India's stock market

Discussion in 'Wall St. News' started by qtip, May 17, 2004.

  1. qtip


    With so much promise with the India's economy, how do you think the Bombay Exchange's collapse will effect India's futures?

    Just curious to hear other views


  2. The reason for the collapse is pure political uncertainty; no one expected the BJP to lose, and no one knows what kind of deals the incoming PM will have to make to hold together a majority.

    Odds are that economic reforms will be sustained, but with the communists leveraging a minority position you can't be sure. If populism takes hold, reform progress could be set back anywhere from six months to five years. On the other hand, the Indian communists have been reasonable in some areas, so it's a toss up.

    Not much to do in a situation like that except wait and see, unless you are a long term value investor with faith that India's new government won't screw things up too badly.
  3. jrs3


    Collapse? that market doubled in 9 months from 2900 to over 6000 in a very short time, do you think it is suppose to keep going up hahaha, looks like a return to reality.
  4. Mecro


    It also has gone nowhere in 2 years so whats ur point?

    The problem is the sudden 11% drop even if it is a volatile market. It could just because it is a REAL market where volatility and movement are welcome, like Russia.

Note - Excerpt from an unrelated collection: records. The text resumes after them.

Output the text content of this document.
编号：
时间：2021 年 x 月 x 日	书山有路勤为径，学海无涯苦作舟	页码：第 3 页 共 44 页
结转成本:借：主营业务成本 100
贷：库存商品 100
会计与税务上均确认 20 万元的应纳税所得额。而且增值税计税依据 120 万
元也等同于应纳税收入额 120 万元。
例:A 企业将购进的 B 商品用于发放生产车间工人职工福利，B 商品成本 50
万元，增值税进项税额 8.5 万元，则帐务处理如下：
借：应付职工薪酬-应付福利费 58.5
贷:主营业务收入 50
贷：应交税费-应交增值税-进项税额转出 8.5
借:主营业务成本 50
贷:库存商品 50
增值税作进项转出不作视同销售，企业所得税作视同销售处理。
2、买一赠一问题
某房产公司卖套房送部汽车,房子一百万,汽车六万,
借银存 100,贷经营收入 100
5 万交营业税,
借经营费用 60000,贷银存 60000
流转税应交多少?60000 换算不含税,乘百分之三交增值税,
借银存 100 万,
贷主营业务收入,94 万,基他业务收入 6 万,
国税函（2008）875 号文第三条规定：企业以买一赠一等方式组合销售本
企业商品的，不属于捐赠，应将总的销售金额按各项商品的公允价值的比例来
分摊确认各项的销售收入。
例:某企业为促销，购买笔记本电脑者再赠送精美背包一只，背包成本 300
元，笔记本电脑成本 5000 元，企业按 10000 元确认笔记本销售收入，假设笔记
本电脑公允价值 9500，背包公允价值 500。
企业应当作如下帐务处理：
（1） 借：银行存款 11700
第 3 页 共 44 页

    India can go into some serious bullcrap right now. Threatening nuke war with Pakistan, that can't be good.

    The outsourcing craze can come back and bite the CEOs in the ass right now. How interesting would it be to watch this overinflux of jobs come back and the wages soar because of the lack of supply.
  5. Darkhorse, I've heard that this swift downturn was due to political uncertainty too. I've heard some unsavory things about Mrs. Sonia Gandhi, or at least things that might increase uncertainty. Other than that I don't pretend to know what is going on specifically as I have not had the time to research it. Thank you for helping educate me and others here.

    I am wondering if you could educate us further and give your opinion on the recent, and somewhat severe, downturns in China and Russia. Are there specific factors driving each market or is it simply a pullout from the high yielding emerging markets in general?
  6. Mecro


    I know why Russia corrects like that but I would love to hear Darkhorse's answer
  7. Unwinding the reverse carry trade is a big part of it; no one wants to be trampled in another stampede for the exits.

    Russia has a President looking more and more like a dictator and a terrorist problem in Chechnya growing more serious by the day with another recent assassination; in a favorable macro climate those little issues can be overlooked, in an unfavorable one they can't.

    China has a serious overinvestment problem and no clear way to deal with it. If they revalue their currency by a small amount, say 5%, that might only encourage speculative capital flows in expectation of further revaluation. If they revalue by a larger amount, say 10-20%, they give their export business to the neighbors.

    Meanwhile, the overinvestment danger is becoming clear to smarter players: unused infrastructure is a massive waste in the short run and can take decades to recoup, as telecom investors found out in the US. - not to mention China's banks are rotten to the core.

    Nobody can stomach a plummeting dollar right now; with oil as strong as it is, an overly strong Euro would be a deflationary killer for Europe, and Asia doesn't have enough internal strength to wean itself off the US consumer.

    Add in rising interest rates and the potential for a short term bounce, and you have flight to quality back to safe haven US assets.

    In an environment like this, risk appetite is significantly diminished and quality is the watchword of the day. I think a lot of situations can be understood by looking at risk appetite and understanding how conditions alternate between favoring high octane on one side and safety on the other.

    The emerging market / junk bond holiday was based on a relatively stable period where the fed broadcast its intention to keep rates low and trends were under control, so everybody got loaded with permission from the headmaster. Now all those stable trends are becoming unhinged at once. We're at the top of a roller coaster and we can't see what's on the other side.
  8. jrs3


    Who cares, I sure don't.
  9. That's one thing I'm curious about - why do people feel compelled to share their lack of interest?

    Do you approach women in bars to let them know you're not attracted?
  10. is she the granddaughter of mahatma gandhi?